オリオンの頭を雲の覆ひけり

 

「方円」2014年1月号清象集掲載。

「オリオン」とは言わずと知れたオリオン座の事。歳時記には「冬の星」の傍題として掲載されている。冬の最も知られた星座と言っていいだろう。この星座は、ギリシャ神話に登場する巨人の狩人、オーリーオーンから名づけられている。神話によると、死後天に昇ってオリオン座となり、宿敵のさそり座と共に永遠に夜空を回っているとされている。リゲルやベテルギウスなど明るく目立った星で構成されており、街灯の明るい街中でも見られる星座で、四角の中心に斜線が入った独特の形を想像する人が大半だがそれは胴体で、本当は頭も手足も星座として構成されている。そのちょうど頭の部分に黒い雲。オリオンの勇壮な姿が隠れてしまっている。それでも凛として夜空に立つ姿に敬意を表して詠んだ句。

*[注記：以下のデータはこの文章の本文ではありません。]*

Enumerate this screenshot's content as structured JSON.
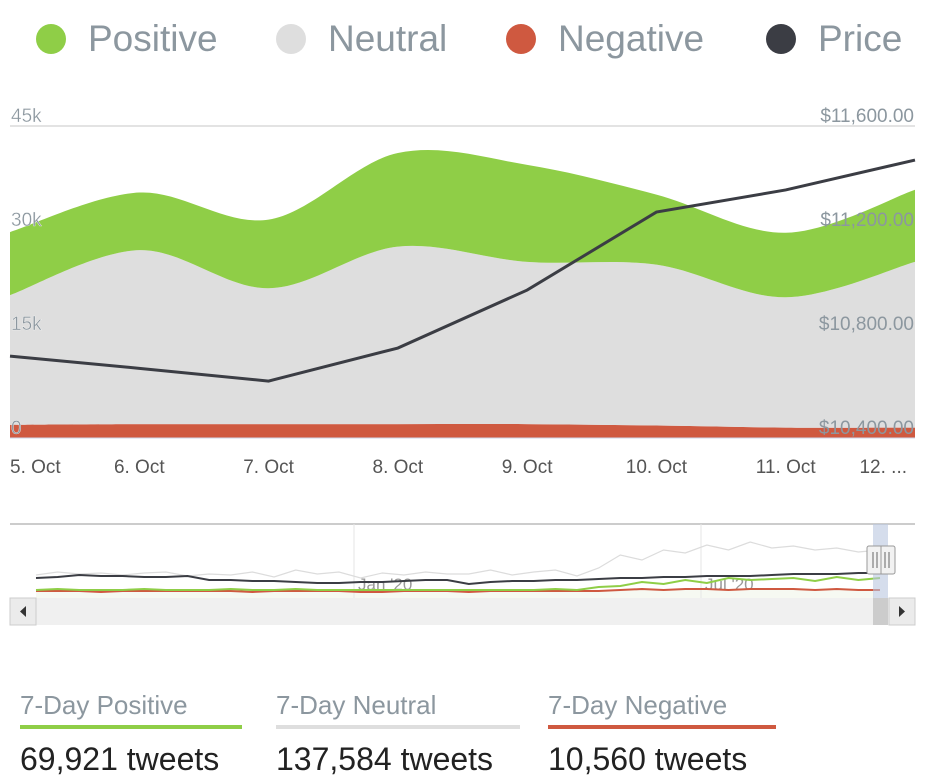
{
  "chart_data": {
    "type": "area",
    "stacked": true,
    "categories": [
      "5. Oct",
      "6. Oct",
      "7. Oct",
      "8. Oct",
      "9. Oct",
      "10. Oct",
      "11. Oct",
      "12. ..."
    ],
    "series": [
      {
        "name": "Positive",
        "color": "#8fce47",
        "axis": "left",
        "values": [
          9100,
          8300,
          9900,
          13500,
          14000,
          10100,
          9300,
          10400
        ]
      },
      {
        "name": "Neutral",
        "color": "#dedede",
        "axis": "left",
        "values": [
          18700,
          25100,
          19600,
          25600,
          23400,
          23200,
          18800,
          23900
        ]
      },
      {
        "name": "Negative",
        "color": "#cf5940",
        "axis": "left",
        "values": [
          1900,
          2000,
          2000,
          2000,
          2000,
          1800,
          1500,
          1500
        ]
      },
      {
        "name": "Price",
        "color": "#3b3d44",
        "axis": "right",
        "type": "line",
        "values": [
          10715,
          10668,
          10619,
          10746,
          10969,
          11269,
          11354,
          11469
        ]
      }
    ],
    "left_axis": {
      "ticks": [
        "0",
        "15k",
        "30k",
        "45k"
      ],
      "tick_values": [
        0,
        15000,
        30000,
        45000
      ],
      "ylim": [
        0,
        45000
      ]
    },
    "right_axis": {
      "ticks": [
        "$10,400.00",
        "$10,800.00",
        "$11,200.00",
        "$11,600.00"
      ],
      "tick_values": [
        10400,
        10800,
        11200,
        11600
      ],
      "ylim": [
        10400,
        11600
      ]
    },
    "legend_position": "top",
    "navigator": {
      "labels": [
        "Jan '20",
        "Jul '20"
      ],
      "price": [
        58,
        57,
        55,
        56,
        56,
        57,
        57,
        56,
        60,
        60,
        61,
        61,
        62,
        63,
        63,
        62,
        62,
        61,
        60,
        60,
        64,
        62,
        61,
        61,
        60,
        60,
        59,
        58,
        58,
        57,
        57,
        56,
        56,
        56,
        55,
        54,
        54,
        54,
        53,
        53
      ],
      "neutral": [
        55,
        52,
        54,
        53,
        55,
        53,
        52,
        56,
        54,
        55,
        52,
        57,
        50,
        54,
        52,
        58,
        53,
        55,
        52,
        54,
        54,
        50,
        55,
        52,
        50,
        56,
        48,
        35,
        40,
        30,
        33,
        25,
        30,
        22,
        28,
        26,
        30,
        28,
        32,
        30
      ],
      "positive": [
        70,
        69,
        70,
        70,
        70,
        69,
        70,
        70,
        70,
        69,
        70,
        70,
        69,
        70,
        70,
        70,
        70,
        70,
        70,
        70,
        70,
        70,
        70,
        70,
        69,
        70,
        67,
        66,
        62,
        64,
        60,
        63,
        58,
        60,
        59,
        58,
        61,
        57,
        60,
        58
      ],
      "negative": [
        71,
        71,
        71,
        72,
        71,
        71,
        71,
        71,
        71,
        71,
        72,
        71,
        71,
        71,
        71,
        72,
        72,
        71,
        71,
        71,
        72,
        71,
        71,
        71,
        71,
        71,
        71,
        70,
        69,
        70,
        69,
        69,
        70,
        69,
        69,
        69,
        70,
        69,
        70,
        70
      ]
    }
  },
  "legend": [
    {
      "label": "Positive",
      "color": "#8fce47"
    },
    {
      "label": "Neutral",
      "color": "#dedede"
    },
    {
      "label": "Negative",
      "color": "#cf5940"
    },
    {
      "label": "Price",
      "color": "#3b3d44"
    }
  ],
  "stats": [
    {
      "label": "7-Day Positive",
      "value": "69,921 tweets",
      "color": "#8fce47"
    },
    {
      "label": "7-Day Neutral",
      "value": "137,584 tweets",
      "color": "#dedede"
    },
    {
      "label": "7-Day Negative",
      "value": "10,560 tweets",
      "color": "#cf5940"
    }
  ]
}
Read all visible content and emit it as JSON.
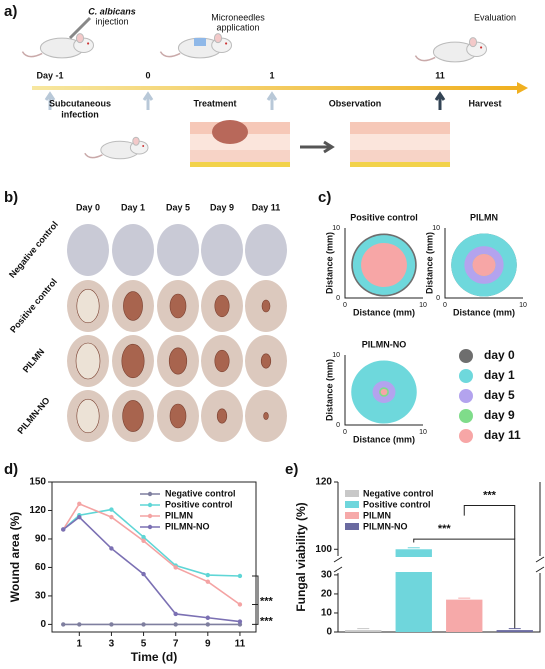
{
  "panel_a": {
    "label": "a)",
    "steps": [
      [
        "C. albicans",
        "injection"
      ],
      [
        "Microneedles",
        "application"
      ],
      [
        "Evaluation"
      ]
    ],
    "days": [
      "Day -1",
      "0",
      "1",
      "11"
    ],
    "phases": [
      [
        "Subcutaneous",
        "infection"
      ],
      [
        "Treatment"
      ],
      [
        "Observation"
      ],
      [
        "Harvest"
      ]
    ]
  },
  "panel_b": {
    "label": "b)",
    "columns": [
      "Day 0",
      "Day 1",
      "Day 5",
      "Day 9",
      "Day 11"
    ],
    "rows": [
      "Negative control",
      "Positive control",
      "PILMN",
      "PILMN-NO"
    ]
  },
  "panel_c": {
    "label": "c)",
    "plots": [
      "Positive control",
      "PILMN",
      "PILMN-NO"
    ],
    "xlabel": "Distance (mm)",
    "ylabel": "Distance (mm)",
    "ticks": [
      0,
      10
    ],
    "legend": [
      {
        "name": "day 0",
        "color": "#6e6e6e"
      },
      {
        "name": "day 1",
        "color": "#6ed8dc"
      },
      {
        "name": "day 5",
        "color": "#b3a3ee"
      },
      {
        "name": "day 9",
        "color": "#7fdc8a"
      },
      {
        "name": "day 11",
        "color": "#f7a6a6"
      }
    ]
  },
  "chart_data": [
    {
      "type": "line",
      "label": "d)",
      "ylabel": "Wound area (%)",
      "xlabel": "Time (d)",
      "x": [
        0,
        1,
        3,
        5,
        7,
        9,
        11
      ],
      "xlim": [
        -0.7,
        12
      ],
      "xticks": [
        1,
        3,
        5,
        7,
        9,
        11
      ],
      "ylim": [
        -8,
        150
      ],
      "yticks": [
        0,
        30,
        60,
        90,
        120,
        150
      ],
      "series": [
        {
          "name": "Negative control",
          "color": "#7f7f9f",
          "values": [
            0,
            0,
            0,
            0,
            0,
            0,
            0
          ]
        },
        {
          "name": "Positive control",
          "color": "#5fd6d6",
          "values": [
            100,
            115,
            121,
            92,
            62,
            52,
            51
          ]
        },
        {
          "name": "PILMN",
          "color": "#f4a3a3",
          "values": [
            100,
            127,
            113,
            88,
            60,
            45,
            21
          ]
        },
        {
          "name": "PILMN-NO",
          "color": "#7b70b3",
          "values": [
            100,
            113,
            80,
            53,
            11,
            7,
            3
          ]
        }
      ],
      "annotations": [
        "***",
        "***"
      ]
    },
    {
      "type": "bar",
      "label": "e)",
      "ylabel": "Fungal viability (%)",
      "categories": [
        "Negative control",
        "Positive control",
        "PILMN",
        "PILMN-NO"
      ],
      "values": [
        1,
        100,
        17,
        1
      ],
      "colors": [
        "#c8c8c8",
        "#6fd6dc",
        "#f6a9a9",
        "#6a6aa0"
      ],
      "ylim": [
        0,
        120
      ],
      "ybreak": [
        31,
        98
      ],
      "yticks": [
        0,
        10,
        20,
        30,
        100,
        120
      ],
      "annotations": [
        "***",
        "***"
      ]
    }
  ]
}
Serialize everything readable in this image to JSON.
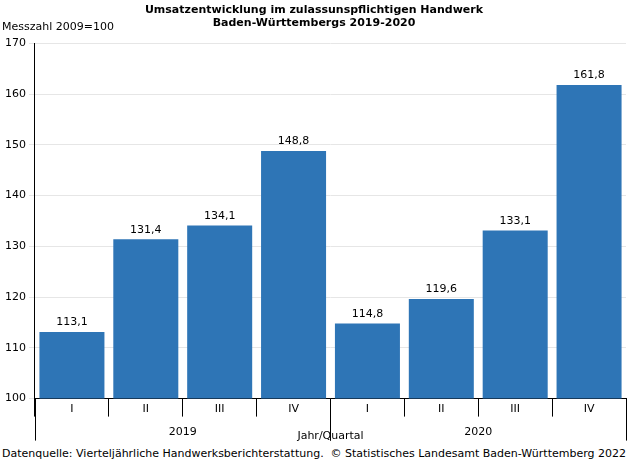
{
  "chart_data": {
    "type": "bar",
    "title": [
      "Umsatzentwicklung im zulassunspflichtigen Handwerk",
      "Baden-Württembergs 2019-2020"
    ],
    "y_label": "Messzahl 2009=100",
    "x_label": "Jahr/Quartal",
    "categories": [
      "I",
      "II",
      "III",
      "IV",
      "I",
      "II",
      "III",
      "IV"
    ],
    "category_groups": [
      "2019",
      "2019",
      "2019",
      "2019",
      "2020",
      "2020",
      "2020",
      "2020"
    ],
    "values": [
      113.1,
      131.4,
      134.1,
      148.8,
      114.8,
      119.6,
      133.1,
      161.8
    ],
    "value_labels": [
      "113,1",
      "131,4",
      "134,1",
      "148,8",
      "114,8",
      "119,6",
      "133,1",
      "161,8"
    ],
    "data_labels": true,
    "color": "#2e75b6",
    "ylim": [
      100,
      170
    ],
    "yticks": [
      100,
      110,
      120,
      130,
      140,
      150,
      160,
      170
    ],
    "grid": true
  },
  "footer": {
    "source": "Datenquelle: Vierteljährliche Handwerksberichterstattung.",
    "copyright": "© Statistisches Landesamt Baden-Württemberg 2022"
  }
}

そもそもオリオン座の名付け親は、古代ローマの学者、プトレマイオス。彼が生存したのは1世紀後半から2世紀にかけての事。恐らくその頃は今ほど地上の夜は明るくなく、空を見上げると満天の星が見えたのだろう。この頃に48もの星座を考案したとされる。夜空を見上げて、星と星を線で結び、形にして名前を付ける。単純な作業かも知れないが、そうやって形を作るという事、それを何かに見立てるという事。それが後世までスタンダードとされる事。卓越した見事な創造力と言えよう。あまり関係のない話だが、今日は職場で「自分の業務の中で、一つでも改善点を見つけましょう」という話があった。どの職場でもそういう話はあるだろう。これも一つの想像力であり、考える力。普段から身近な事に目を配らせて、創造力を高めていかなければならない。